高度な電脳空間が日常と化している
ハードなSF設定をベースに、
こどもから大人への成長という普遍的なテーマを
少女2人をメイン・キャラにして
しごく真っ当なストーリーを
最初から最後まできっちり描ききった
傑作アニメ。
作品のテーマは
電脳と現実の二元論ではない。
多くの傑作SFがそうであったように、
すこし風変わりな世界で生活する
ごく普通に悩み苦しむ人間の姿こそがテーマだ。
★★★★★
すばらしい。よくぞ90分にまとめた(つД`)・゜・。
こうしてみると本筋があらためてよくわかる。
ヤサコ~デンスケ
イサコ~4423
ハラケン~カンナ
3組の関係を中心に「電脳コイル」というSF設定がみごとに機能している。
テーマは「仮想と現実」なんかではない。「別れ」だ。イサコとハラケンの物語は、ヤサコとデンスケの物語の変奏曲でもある。

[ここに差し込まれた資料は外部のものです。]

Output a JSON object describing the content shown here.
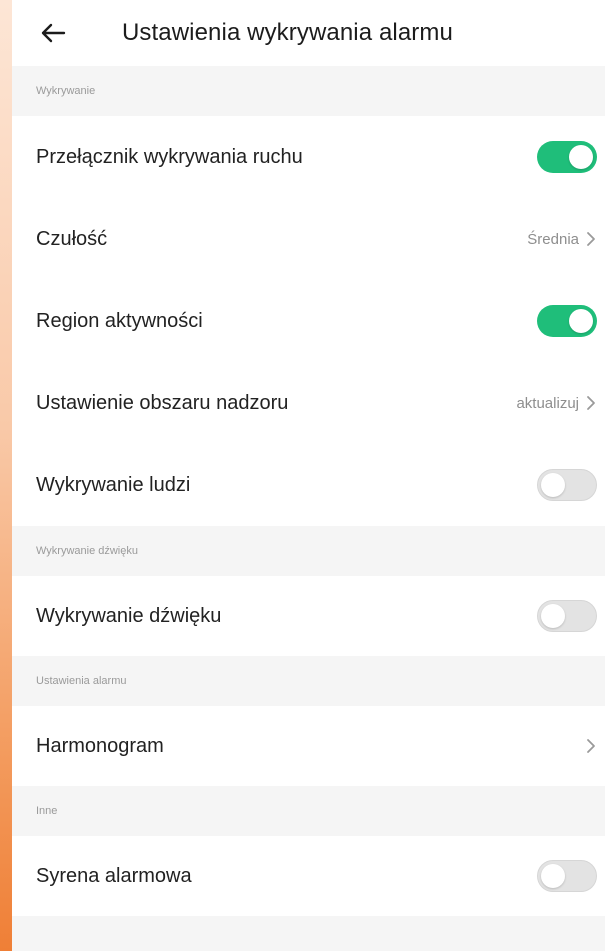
{
  "header": {
    "title": "Ustawienia wykrywania alarmu",
    "back_icon": "arrow-left-icon"
  },
  "sections": {
    "detection": {
      "title": "Wykrywanie",
      "motion_switch": {
        "label": "Przełącznik wykrywania ruchu",
        "state": "on"
      },
      "sensitivity": {
        "label": "Czułość",
        "value": "Średnia"
      },
      "activity_region": {
        "label": "Region aktywności",
        "state": "on"
      },
      "surveillance_area": {
        "label": "Ustawienie obszaru nadzoru",
        "value": "aktualizuj"
      },
      "human_detection": {
        "label": "Wykrywanie ludzi",
        "state": "off"
      }
    },
    "sound": {
      "title": "Wykrywanie dźwięku",
      "sound_detection": {
        "label": "Wykrywanie dźwięku",
        "state": "off"
      }
    },
    "alarm": {
      "title": "Ustawienia alarmu",
      "schedule": {
        "label": "Harmonogram"
      }
    },
    "other": {
      "title": "Inne",
      "siren": {
        "label": "Syrena alarmowa",
        "state": "off"
      }
    }
  },
  "colors": {
    "toggle_on": "#1fbe7a",
    "toggle_off": "#e3e3e3",
    "section_bg": "#f5f5f5",
    "row_bg": "#ffffff"
  }
}
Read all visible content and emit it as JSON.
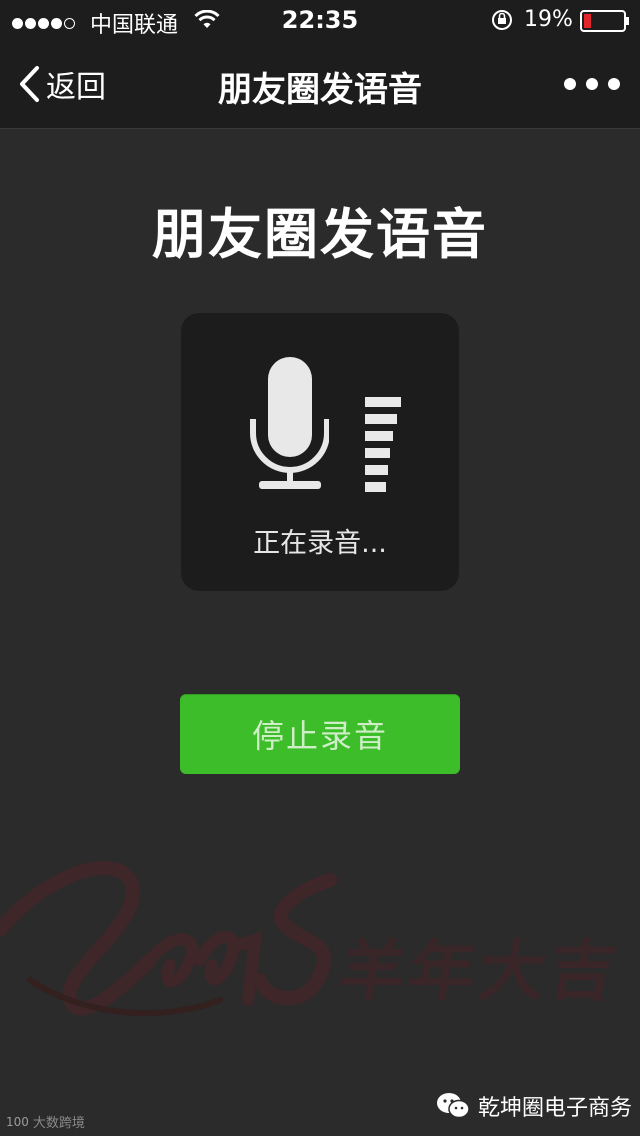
{
  "status_bar": {
    "carrier": "中国联通",
    "time": "22:35",
    "battery": "19%",
    "signal_bars_filled": 4,
    "signal_bars_total": 5,
    "battery_level": 0.19
  },
  "nav": {
    "back_label": "返回",
    "title": "朋友圈发语音",
    "more_icon": "more-dots-icon"
  },
  "main": {
    "heading": "朋友圈发语音",
    "recording_status": "正在录音...",
    "stop_button_label": "停止录音"
  },
  "decoration": {
    "year": "2015",
    "greeting": "羊年大吉"
  },
  "watermark": {
    "left_text": "大数跨境",
    "left_logo": "100",
    "right_text": "乾坤圈电子商务"
  },
  "colors": {
    "background": "#2b2b2b",
    "bar": "#1d1d1d",
    "panel": "#1c1c1c",
    "button_green": "#3ebd2a",
    "battery_red": "#e0262a"
  }
}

90分版前半の山場となるハラケン救出作戦が、後半のイサコ救出作戦へごく自然につながっている。ハラケンを助けるためにイサコがヤサコに渡した暗号が、後にイサコを助けるヤサコにつながる伏線がいい。
「電脳コイル」というSF設定の重要人物である おじじ が二人の少女を結びつけていたわけで、この関係性そのものも重要だ。ここらへんセリフでちっとも補足しないあたりにスタッフの繊細かつ確固たる自信がちょっぴり想像できるw
ヤサコ~デンスケ~おじじ~4423~イサコ
4423衝撃の事実が判明後、イサコの目的が4423探しからデンスケ救助に変わっていることも90分版だとよくわかる。ヤサコ視点だと、ミチコ誕生の理由はちょっとおセンチになってしまうわけだが、「わたしに生き残る方法を教えてくれたのはソウスケ」というミチコ自身の証言を忘れてはならない。客観的にみればおじじによるイサコ治療という最新医療行為が、未成熟技術ゆえのトラブル(おじじの死、ミチコの誕生)に加え、ヤサコの闖入という予想外の偶然でさらなるねじれを生じ、そのうえソウスケの復讐という悪意が加わってしまったことによって「古い空間」が暴走していたわけだが、SF設定がちゃんとキャラの行動原理とも密接にからんでいるところが、いちいちすばらしい!
メガばあ「これを見い、患者の名前を!」あたりの演出箇所は、なんど見ても鳥肌モノのサスペンスw
ああ、何度みてもおもしろい。
以下 総まとめ
メイン・プロット(成長ものがたり)
痛みを感じる方向に!人は細い道できっとつながっている。
別れ(死)をうけとめ、毎日を更新し続ける前向きな2人の少女の話。
サブ・プロット(SF設定)
コイルス社の某主任技師が、量子回路のある特殊な基板パターンがかつてない高性能なアンテナになることを発見。かくして微弱な電磁波をベースにした電脳メガネ&革命的な通信インフラが実現。コイルス社はメガネを量産、会社も急成長。ところが回路は、電磁波以外の「なにか」も受信していた!
「人間の意識」と思われるその「なにか」を、技師は「イマーゴ」と名づけ実験を継続。「イマーゴ」を組み入れた「電脳コイル」システムを構築し、電脳医療の開発にまで応用する。が「イマーゴ」には意外な落とし穴があったため実験は中止、技術は封印され、コイルス社はメガマス社に買収されてしまった。
イマーゴ・システムの破棄により電脳技師猫目の父は失踪。それを逆恨みした息子ソウスケは、「イマーゴ」のトラブルを証明暴露するためにイサコを利用していたのだ。が、猫目ソウスケもまたイマーゴ・システムの再利用を狙う旧コイルス一派に利用されているのだった…。